I’m a huge fan of both Rust and Delta Lake, but my eyebrows shot off my face when I saw “exactly once delivery”
I asked about this years ago and @aphyr and @mjb gave me memorable answers about why exactly once delivery isn’t possible. I highly recommend reading it. More recently, we’ve discovered that there are some cases where exactly once delivery is possible, but the semantics are very difficult to grok, to the point that it’s probably best to only claim “exactly once” when you’re in the presence of extremely knowledgeable people. Any “exactly once” guarantees require a strict protocol with the client, so the semantics don’t bubble up to larger systems.
For example, someone might extrapolate from this title that when I stream the Delta Lake table that I’ll receive the message exactly once. That’s not true, Delta Lake doesn’t give those guarantees, neither does Kafka. Only the connector from Kafka into Delta Lake gives the guarantees.
It’s still useful, to be sure. But be careful about the semantics.

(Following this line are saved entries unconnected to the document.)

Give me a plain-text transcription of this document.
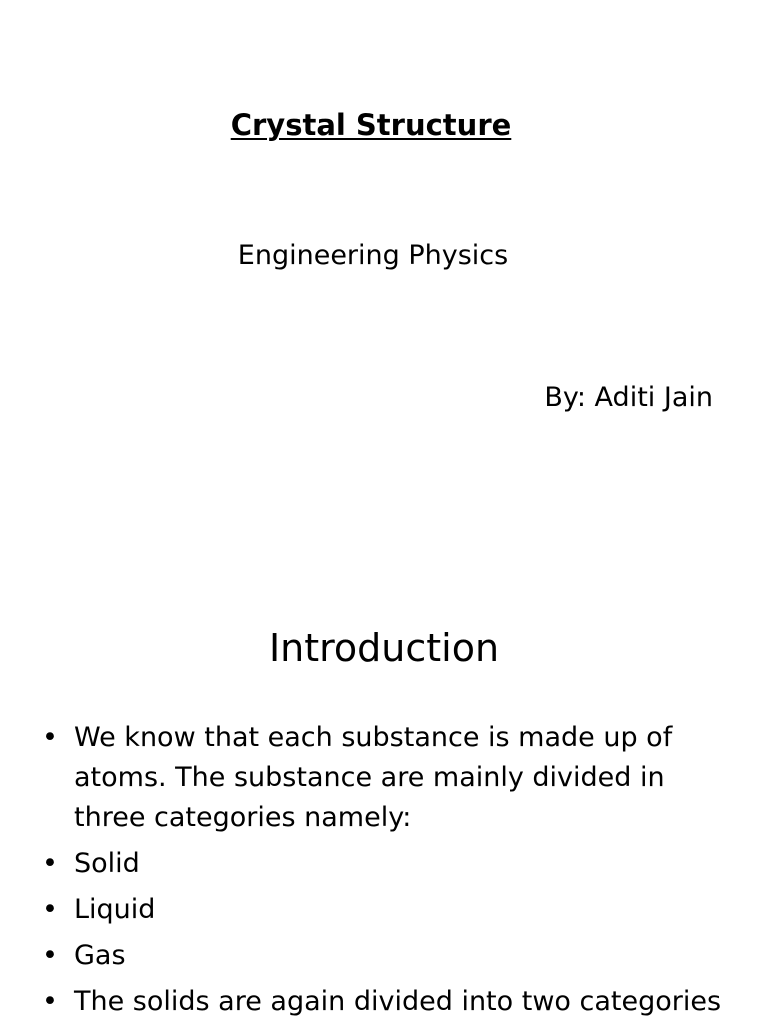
Crystal Structure
Engineering Physics
By: Aditi Jain
Introduction
• We know that each substance is made up of atoms. The substance are mainly divided in three categories namely:
• Solid
• Liquid
• Gas
• The solids are again divided into two categories
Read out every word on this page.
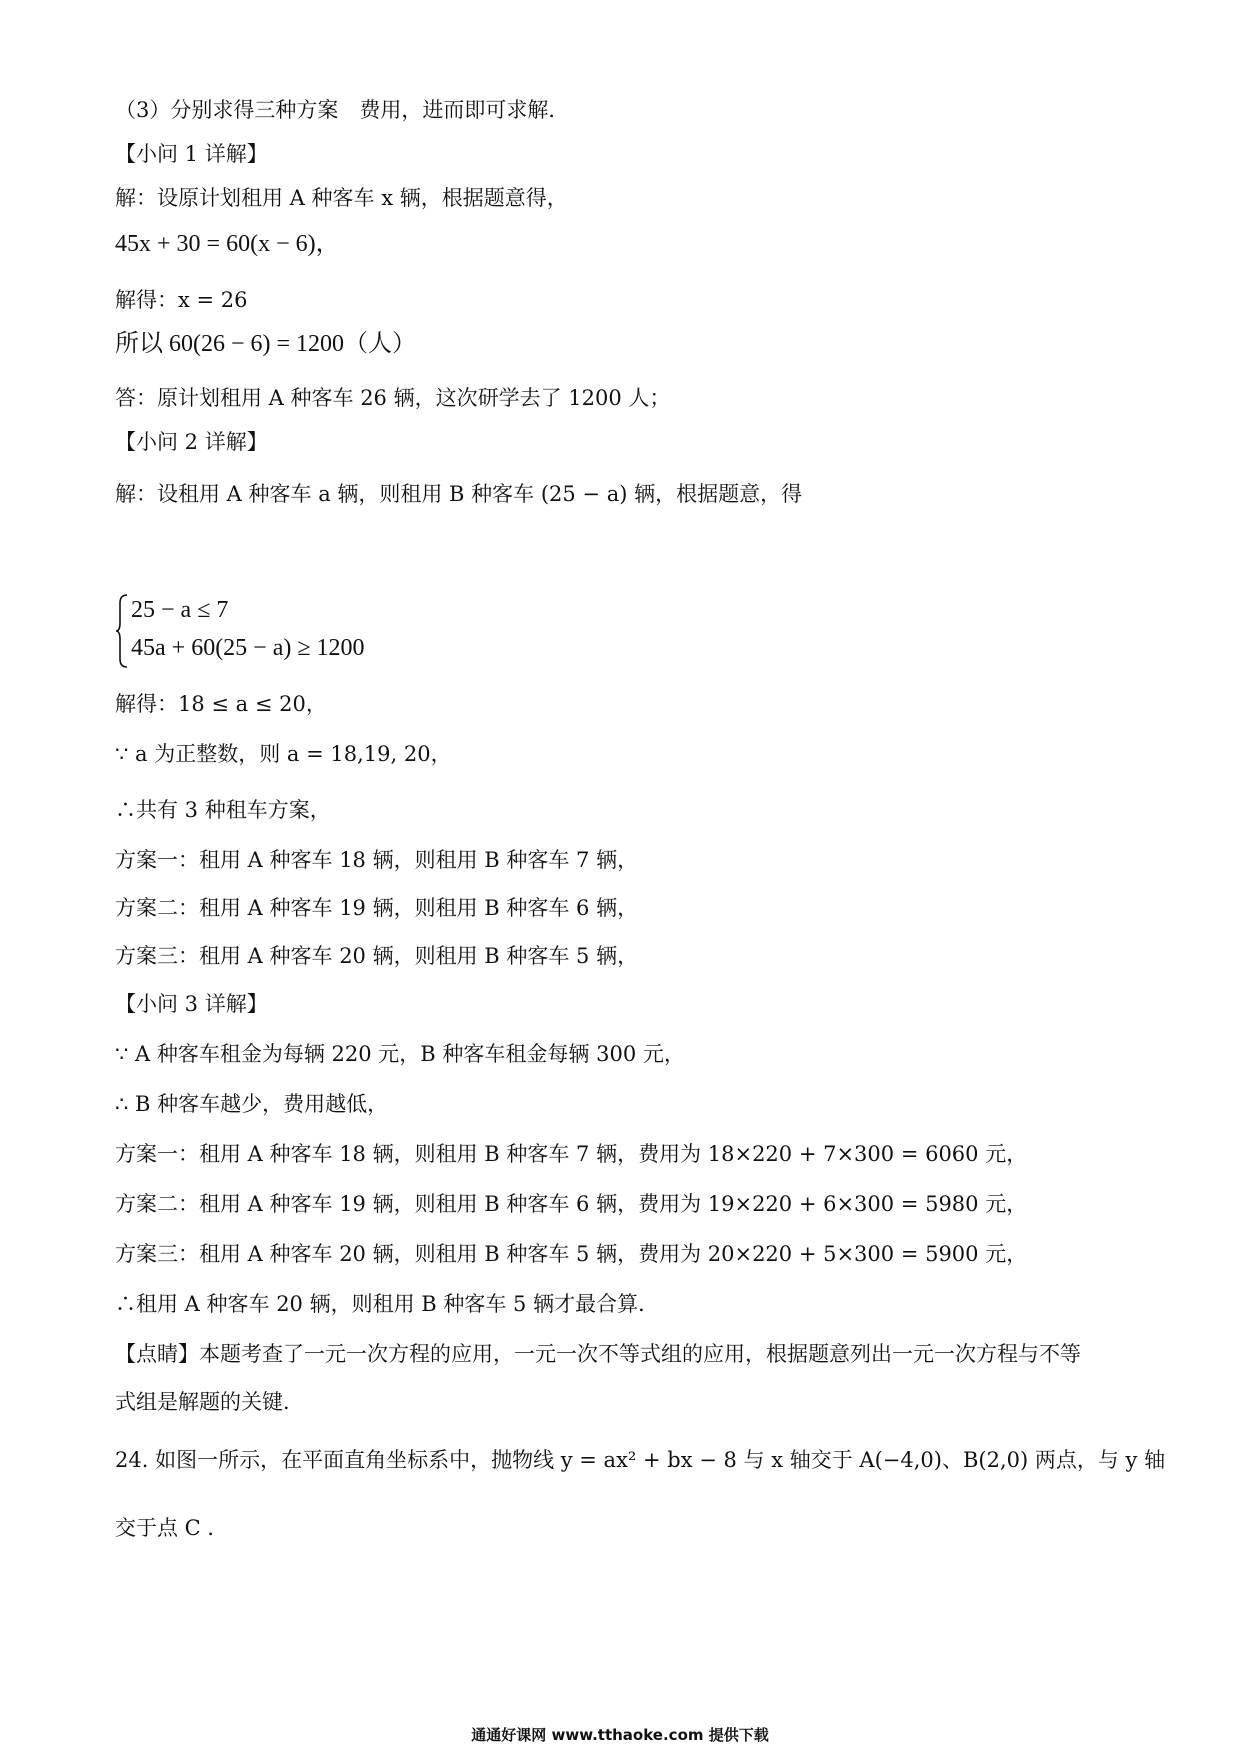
（3）分别求得三种方案　费用，进而即可求解．
【小问 1 详解】
解：设原计划租用 A 种客车 x 辆，根据题意得，
45x + 30 = 60(x − 6)，
解得：x = 26
所以 60(26 − 6) = 1200（人）
答：原计划租用 A 种客车 26 辆，这次研学去了 1200 人；
【小问 2 详解】
解：设租用 A 种客车 a 辆，则租用 B 种客车 (25 − a) 辆，根据题意，得
25 − a ≤ 7
45a + 60(25 − a) ≥ 1200
解得：18 ≤ a ≤ 20，
∵ a 为正整数，则 a = 18,19, 20，
∴共有 3 种租车方案，
方案一：租用 A 种客车 18 辆，则租用 B 种客车 7 辆，
方案二：租用 A 种客车 19 辆，则租用 B 种客车 6 辆，
方案三：租用 A 种客车 20 辆，则租用 B 种客车 5 辆，
【小问 3 详解】
∵ A 种客车租金为每辆 220 元，B 种客车租金每辆 300 元，
∴ B 种客车越少，费用越低，
方案一：租用 A 种客车 18 辆，则租用 B 种客车 7 辆，费用为 18×220 + 7×300 = 6060 元，
方案二：租用 A 种客车 19 辆，则租用 B 种客车 6 辆，费用为 19×220 + 6×300 = 5980 元，
方案三：租用 A 种客车 20 辆，则租用 B 种客车 5 辆，费用为 20×220 + 5×300 = 5900 元，
∴租用 A 种客车 20 辆，则租用 B 种客车 5 辆才最合算．
【点睛】本题考查了一元一次方程的应用，一元一次不等式组的应用，根据题意列出一元一次方程与不等
式组是解题的关键．
24. 如图一所示，在平面直角坐标系中，抛物线 y = ax² + bx − 8 与 x 轴交于 A(−4,0)、B(2,0) 两点，与 y 轴
交于点 C ．
通通好课网 www.tthaoke.com 提供下载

Thanks @kellogh for the links. I fully agree with what you said and what was said in the discussion you linked. Like you said, it all comes down to semantics.The kafka-delta-ingest project is a Kafka to Delta connector. What I meant in the title is we delivery a message from Kafka to Delta Table exactly once. Notice I used the phrase “from Kafka to Delta Lake” in the title, not “From Kafka to Delta Lake to your client” ;) It certainly doesn’t make sense to talk about exactly once delivery to an opaque client in a physical sense. In real world distributed systems, messages get redelivered all the time. The consumer of a Delta Table or Kafka topic will need to have its own atomic progress tracking capability in order to process the message exactly once logically.
I don’t see any mention of delivery sematics in the linked repo. @houqp, perhaps you can expand on this? Right now, the linked repo seems like a kafka connector, but there’s not much in there from what I can see.
Yes, it’s a native kafka delta lake connector. In short, the exactly once message delivery is accomplished by batching the message and kafka offset into a single Delta Table commit so they are written to the table atomically. If a message has been written to a Delta Table, trying to write the same message again will result in transaction conflicts because kafka-delta-ingest only allows the offset to go forward.
Is Delta Lake only for big data, or could it be useful sometimes for smaller projects?
It used to be only for big data because you can only read/write it from Spark. With the new rust implementation, this is not the case anymore: https://github.com/delta-io/delta-rs. You can use it for smaller project as well.